Beta3 integrin-mediated ubiquitination controls survival signaling for compensatory hypertrophic growth

Pressure overload (PO) hypertrophy is initially compensatory but often decompensates into heart failure by a poorly understood mechanism. It is important to identify the molecular mechanisms that contribute to compensated growth and survival of cardiomyocytes during PO that are absent during decompensation. Further, developing a method to prolong or reinitiate these beneficial pathways may create a therapeutic strategy to delay or prevent heart failure. Previous studies in the lab showed enhanced ubiquitination (Ub) near intercalated discs of cardiomyocytes, where integrins are important receptors for cell-cell and cell-matrix interactions, during the early growth period of pressure overload (PO) hypertrophy. This work tested the upstream signal for Ub during PO, whether this enhanced Ub contributes to survival signaling in early PO, if loss of this mechanism could lead to failure, and if upregulation of Ub could enhance survival.
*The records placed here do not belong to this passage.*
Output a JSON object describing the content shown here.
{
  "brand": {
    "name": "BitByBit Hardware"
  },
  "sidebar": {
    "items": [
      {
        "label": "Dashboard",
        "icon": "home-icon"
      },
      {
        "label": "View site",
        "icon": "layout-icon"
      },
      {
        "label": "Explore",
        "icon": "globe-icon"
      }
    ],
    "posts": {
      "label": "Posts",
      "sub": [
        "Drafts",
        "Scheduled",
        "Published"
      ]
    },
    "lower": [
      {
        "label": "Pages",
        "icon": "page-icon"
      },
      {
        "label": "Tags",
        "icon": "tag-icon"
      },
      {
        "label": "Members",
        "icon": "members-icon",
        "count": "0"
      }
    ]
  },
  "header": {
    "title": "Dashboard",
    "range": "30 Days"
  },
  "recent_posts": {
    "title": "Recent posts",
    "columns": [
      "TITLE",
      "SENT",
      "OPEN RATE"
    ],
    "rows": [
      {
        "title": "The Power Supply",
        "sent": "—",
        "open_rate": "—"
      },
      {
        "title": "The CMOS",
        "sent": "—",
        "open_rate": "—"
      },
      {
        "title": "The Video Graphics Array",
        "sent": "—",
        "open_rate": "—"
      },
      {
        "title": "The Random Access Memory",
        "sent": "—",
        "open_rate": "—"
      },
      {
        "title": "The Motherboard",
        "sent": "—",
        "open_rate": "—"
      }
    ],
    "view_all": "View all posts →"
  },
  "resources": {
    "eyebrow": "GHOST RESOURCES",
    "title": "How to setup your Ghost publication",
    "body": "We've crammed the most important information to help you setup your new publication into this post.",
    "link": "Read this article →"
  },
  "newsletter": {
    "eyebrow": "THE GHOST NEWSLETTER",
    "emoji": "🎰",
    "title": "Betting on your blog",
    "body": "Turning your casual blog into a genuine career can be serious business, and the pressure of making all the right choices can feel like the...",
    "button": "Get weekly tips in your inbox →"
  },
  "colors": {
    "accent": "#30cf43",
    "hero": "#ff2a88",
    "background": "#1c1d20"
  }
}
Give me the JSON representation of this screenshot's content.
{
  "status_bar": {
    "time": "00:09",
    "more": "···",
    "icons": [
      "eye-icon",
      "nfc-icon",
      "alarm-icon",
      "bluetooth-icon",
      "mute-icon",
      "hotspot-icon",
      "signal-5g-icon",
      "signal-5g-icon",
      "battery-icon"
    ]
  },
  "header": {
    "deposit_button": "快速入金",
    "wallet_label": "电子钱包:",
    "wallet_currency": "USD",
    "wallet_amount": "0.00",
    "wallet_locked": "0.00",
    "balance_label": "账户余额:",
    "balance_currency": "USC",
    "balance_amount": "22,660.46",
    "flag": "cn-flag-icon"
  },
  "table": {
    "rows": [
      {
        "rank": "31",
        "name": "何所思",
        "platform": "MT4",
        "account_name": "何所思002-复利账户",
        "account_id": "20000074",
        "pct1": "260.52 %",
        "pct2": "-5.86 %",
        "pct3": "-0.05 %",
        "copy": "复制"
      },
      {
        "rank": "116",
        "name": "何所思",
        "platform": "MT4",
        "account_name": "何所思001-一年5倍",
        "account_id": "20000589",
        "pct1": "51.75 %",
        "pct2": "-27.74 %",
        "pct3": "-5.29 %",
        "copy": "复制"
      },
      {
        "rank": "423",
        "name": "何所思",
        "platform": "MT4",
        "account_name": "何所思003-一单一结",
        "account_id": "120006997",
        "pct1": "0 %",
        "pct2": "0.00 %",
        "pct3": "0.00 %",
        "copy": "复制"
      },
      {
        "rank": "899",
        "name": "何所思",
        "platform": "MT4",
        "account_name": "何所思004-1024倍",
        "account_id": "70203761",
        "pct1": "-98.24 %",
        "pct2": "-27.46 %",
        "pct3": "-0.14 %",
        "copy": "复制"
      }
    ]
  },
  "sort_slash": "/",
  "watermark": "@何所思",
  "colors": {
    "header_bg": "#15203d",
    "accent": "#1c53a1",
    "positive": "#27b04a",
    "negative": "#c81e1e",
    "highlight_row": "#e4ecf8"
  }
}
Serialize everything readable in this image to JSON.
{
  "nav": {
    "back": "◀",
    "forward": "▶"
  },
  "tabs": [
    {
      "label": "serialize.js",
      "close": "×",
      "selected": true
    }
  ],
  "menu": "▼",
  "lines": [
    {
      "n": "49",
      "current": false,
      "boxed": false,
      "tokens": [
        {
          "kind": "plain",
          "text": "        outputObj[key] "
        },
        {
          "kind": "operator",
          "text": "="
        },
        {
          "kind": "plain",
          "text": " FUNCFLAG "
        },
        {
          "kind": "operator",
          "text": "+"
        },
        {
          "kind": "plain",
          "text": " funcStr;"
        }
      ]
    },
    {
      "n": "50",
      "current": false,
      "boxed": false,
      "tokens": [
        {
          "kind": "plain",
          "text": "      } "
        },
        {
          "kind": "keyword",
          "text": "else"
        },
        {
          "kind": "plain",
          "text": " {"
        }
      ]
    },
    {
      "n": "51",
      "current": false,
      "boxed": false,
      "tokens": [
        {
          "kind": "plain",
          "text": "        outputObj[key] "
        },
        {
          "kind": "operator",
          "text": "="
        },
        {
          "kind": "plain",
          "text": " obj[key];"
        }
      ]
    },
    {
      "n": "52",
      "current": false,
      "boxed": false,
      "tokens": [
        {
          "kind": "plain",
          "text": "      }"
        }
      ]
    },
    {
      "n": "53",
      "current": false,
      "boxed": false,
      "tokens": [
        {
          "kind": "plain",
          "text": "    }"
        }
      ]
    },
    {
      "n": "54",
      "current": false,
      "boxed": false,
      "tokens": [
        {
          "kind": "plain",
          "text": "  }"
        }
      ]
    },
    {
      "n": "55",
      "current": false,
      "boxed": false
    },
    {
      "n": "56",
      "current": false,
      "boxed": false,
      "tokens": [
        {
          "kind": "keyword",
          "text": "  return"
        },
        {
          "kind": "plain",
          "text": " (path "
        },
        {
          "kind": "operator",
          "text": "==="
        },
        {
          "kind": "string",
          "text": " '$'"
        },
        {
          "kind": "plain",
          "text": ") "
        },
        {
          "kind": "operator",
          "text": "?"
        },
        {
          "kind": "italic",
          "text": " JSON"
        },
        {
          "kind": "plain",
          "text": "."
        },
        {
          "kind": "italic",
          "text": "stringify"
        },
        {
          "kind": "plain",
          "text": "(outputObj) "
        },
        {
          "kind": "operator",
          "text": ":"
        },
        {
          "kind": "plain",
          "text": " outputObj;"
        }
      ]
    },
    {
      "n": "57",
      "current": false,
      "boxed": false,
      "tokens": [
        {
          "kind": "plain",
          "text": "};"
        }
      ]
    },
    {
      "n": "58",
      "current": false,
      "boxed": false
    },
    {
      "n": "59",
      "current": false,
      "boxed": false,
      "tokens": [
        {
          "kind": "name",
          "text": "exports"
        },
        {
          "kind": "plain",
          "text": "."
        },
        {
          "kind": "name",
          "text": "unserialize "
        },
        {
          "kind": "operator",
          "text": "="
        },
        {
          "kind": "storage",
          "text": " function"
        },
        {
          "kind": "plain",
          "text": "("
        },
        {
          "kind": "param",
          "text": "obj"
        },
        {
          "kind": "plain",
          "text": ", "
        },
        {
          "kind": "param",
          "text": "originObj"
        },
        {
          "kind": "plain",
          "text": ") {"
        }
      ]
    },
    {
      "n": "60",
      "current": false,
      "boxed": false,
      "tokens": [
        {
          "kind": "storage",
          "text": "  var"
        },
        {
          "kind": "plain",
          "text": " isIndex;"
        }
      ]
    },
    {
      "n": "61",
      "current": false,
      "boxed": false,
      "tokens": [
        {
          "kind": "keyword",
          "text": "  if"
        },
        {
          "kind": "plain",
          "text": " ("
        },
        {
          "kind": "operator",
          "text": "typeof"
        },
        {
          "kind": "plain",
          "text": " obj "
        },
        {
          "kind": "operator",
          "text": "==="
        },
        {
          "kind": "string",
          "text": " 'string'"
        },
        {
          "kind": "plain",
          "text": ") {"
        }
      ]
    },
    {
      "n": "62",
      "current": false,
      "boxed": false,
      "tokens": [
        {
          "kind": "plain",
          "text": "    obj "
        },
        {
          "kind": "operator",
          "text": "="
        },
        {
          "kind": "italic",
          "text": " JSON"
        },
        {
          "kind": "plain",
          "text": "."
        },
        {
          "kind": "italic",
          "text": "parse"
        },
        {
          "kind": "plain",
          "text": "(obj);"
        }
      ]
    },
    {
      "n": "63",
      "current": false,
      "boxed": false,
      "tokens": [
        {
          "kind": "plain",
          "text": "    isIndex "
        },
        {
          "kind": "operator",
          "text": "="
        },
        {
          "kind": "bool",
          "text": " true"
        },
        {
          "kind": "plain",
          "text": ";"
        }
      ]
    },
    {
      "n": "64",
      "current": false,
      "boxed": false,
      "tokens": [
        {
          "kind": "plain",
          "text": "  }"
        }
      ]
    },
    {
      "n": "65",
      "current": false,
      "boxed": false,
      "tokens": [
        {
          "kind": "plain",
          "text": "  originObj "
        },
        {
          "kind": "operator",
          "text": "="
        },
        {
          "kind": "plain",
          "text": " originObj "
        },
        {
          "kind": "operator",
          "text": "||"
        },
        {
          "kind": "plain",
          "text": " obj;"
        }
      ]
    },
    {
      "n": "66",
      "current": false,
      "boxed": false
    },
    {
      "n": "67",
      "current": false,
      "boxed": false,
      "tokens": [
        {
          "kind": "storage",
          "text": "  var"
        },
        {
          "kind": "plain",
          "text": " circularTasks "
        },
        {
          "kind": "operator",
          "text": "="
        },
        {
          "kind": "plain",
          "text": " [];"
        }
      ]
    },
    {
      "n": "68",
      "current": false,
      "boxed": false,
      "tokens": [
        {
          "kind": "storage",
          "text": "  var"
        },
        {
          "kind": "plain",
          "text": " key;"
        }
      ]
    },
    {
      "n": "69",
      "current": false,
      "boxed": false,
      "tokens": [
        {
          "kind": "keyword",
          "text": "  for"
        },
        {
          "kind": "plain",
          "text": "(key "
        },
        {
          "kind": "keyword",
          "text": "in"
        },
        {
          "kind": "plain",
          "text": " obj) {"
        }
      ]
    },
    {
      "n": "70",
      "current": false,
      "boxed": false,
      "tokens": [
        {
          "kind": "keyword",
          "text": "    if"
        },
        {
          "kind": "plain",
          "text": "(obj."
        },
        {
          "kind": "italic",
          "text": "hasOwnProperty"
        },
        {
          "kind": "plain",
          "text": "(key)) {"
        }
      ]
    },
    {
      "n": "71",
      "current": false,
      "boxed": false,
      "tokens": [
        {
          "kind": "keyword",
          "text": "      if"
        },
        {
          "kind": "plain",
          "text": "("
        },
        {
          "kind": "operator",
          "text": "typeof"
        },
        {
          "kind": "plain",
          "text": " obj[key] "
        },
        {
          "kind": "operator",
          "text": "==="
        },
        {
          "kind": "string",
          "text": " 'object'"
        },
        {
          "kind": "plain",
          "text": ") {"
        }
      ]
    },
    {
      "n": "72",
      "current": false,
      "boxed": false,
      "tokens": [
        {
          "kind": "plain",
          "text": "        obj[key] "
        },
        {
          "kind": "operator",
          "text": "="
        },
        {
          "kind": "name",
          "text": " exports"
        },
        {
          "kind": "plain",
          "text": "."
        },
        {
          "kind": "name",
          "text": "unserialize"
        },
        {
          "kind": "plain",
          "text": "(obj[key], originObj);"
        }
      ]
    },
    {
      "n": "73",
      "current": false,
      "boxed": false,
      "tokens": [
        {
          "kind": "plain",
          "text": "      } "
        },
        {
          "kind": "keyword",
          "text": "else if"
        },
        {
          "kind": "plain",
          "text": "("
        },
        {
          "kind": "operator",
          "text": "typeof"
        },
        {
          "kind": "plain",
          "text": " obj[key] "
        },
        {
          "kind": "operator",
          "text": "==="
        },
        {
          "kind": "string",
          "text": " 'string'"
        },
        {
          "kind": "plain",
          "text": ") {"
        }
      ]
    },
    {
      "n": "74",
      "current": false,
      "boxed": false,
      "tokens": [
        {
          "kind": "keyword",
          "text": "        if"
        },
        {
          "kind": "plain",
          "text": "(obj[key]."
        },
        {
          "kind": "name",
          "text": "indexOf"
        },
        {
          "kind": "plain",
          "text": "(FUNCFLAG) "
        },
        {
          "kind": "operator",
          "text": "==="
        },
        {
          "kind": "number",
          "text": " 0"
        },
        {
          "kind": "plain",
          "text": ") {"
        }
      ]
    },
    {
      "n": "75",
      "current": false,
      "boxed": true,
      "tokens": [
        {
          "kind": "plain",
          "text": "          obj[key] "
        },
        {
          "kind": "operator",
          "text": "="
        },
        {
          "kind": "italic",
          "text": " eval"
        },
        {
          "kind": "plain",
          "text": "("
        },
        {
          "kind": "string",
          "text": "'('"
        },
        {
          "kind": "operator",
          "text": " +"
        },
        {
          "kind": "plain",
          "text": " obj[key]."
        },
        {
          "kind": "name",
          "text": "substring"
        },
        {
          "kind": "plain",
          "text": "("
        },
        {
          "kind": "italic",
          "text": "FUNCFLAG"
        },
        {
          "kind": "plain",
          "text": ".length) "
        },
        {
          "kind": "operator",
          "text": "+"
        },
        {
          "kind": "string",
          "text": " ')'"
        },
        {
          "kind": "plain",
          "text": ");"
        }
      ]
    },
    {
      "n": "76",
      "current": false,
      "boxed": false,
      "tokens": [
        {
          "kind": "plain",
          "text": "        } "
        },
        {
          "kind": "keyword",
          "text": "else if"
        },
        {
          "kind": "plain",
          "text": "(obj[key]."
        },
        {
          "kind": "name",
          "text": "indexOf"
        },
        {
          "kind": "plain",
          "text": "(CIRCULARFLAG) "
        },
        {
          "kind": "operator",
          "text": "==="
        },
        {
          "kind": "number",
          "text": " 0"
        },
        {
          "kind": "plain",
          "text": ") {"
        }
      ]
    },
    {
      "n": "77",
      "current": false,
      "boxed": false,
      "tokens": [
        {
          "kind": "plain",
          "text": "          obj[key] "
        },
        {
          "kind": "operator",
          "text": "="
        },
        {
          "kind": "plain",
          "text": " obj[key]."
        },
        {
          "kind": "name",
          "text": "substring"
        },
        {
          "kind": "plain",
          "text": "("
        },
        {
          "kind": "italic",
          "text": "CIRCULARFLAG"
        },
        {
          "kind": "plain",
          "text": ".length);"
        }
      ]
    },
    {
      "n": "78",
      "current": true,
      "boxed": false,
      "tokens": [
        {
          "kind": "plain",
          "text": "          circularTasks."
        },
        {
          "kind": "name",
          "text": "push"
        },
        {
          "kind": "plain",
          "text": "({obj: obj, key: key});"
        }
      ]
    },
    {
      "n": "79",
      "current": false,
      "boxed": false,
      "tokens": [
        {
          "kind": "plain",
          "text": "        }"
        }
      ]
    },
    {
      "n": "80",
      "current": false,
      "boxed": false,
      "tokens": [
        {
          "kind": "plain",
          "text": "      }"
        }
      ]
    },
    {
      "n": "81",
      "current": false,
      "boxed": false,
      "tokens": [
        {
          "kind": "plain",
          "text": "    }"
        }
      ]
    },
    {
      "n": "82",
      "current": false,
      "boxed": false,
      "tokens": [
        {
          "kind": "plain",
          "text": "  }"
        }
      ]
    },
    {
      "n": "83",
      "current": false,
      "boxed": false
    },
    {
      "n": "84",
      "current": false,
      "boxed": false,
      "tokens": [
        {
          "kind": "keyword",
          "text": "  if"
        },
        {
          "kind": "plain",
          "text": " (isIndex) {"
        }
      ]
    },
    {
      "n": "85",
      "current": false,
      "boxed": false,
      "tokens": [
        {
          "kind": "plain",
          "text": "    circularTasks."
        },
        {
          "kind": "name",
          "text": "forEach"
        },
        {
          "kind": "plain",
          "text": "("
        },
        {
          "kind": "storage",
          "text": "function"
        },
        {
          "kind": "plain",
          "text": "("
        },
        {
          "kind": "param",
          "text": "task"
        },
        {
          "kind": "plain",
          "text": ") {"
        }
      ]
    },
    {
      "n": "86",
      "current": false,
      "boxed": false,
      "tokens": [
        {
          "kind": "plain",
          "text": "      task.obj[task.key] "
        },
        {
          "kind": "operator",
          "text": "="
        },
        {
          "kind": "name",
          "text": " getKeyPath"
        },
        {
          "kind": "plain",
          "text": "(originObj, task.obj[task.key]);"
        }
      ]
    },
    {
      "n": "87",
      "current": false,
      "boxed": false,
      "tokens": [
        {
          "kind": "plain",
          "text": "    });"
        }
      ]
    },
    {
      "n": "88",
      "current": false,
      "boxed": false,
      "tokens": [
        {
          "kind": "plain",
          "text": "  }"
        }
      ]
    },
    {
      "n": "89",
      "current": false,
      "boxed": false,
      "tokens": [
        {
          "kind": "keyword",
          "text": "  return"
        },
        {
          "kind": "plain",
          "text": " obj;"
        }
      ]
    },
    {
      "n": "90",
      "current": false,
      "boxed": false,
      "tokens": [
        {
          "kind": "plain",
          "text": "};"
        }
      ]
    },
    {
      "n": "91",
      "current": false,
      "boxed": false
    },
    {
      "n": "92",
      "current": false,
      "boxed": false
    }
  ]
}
A beta3 integrin knockout mouse was utilized for in vivo pressure overload by TAC and for the cardiomyocyte culture model with the integrin-activating peptide RGD. It is demonstrated the beta 3 integrin activates Ub during early PO hypertrophy. Prosurvival signaling proceeds by initiation of NFkappaB transcription of the E3 ligase, cIAP1. When this mechanism is not in place during PO, a heart failure phenotype develops with increased cardiomyocyte death and diminished ventricular function. This is the first study to show that beta3 integrin is required for compensatory hypertrophic growth and that the beta3 integrin induces Ub for regulation of survival signaling during hypertrophy. Since this Ub-mediated pathway is necessary for compensatory growth, it was tested if Ub was coordinating with the Akt pathway. As a key survival kinase in the PI3K/mTOR pathway, Akt is necessary for physiological growth. This work shows rapamycin augments Akt activation and Ub of select proteins for degradation in cardiomyocytes to enhance survival signaling. This therapy introduces a new layer of translational control by activating survival transcripts downstream of NFkappaB, while selectively inhibiting mTOR-mediated protein synthesis. Rapamycin causes upregulation of ubiquitin-mediated degradation to activate NFkappaB for cIAP1 expression and elimination of caspase 3 and thus may be a viable therapy to prevent heart failure due to accumulation of apoptotic proteins.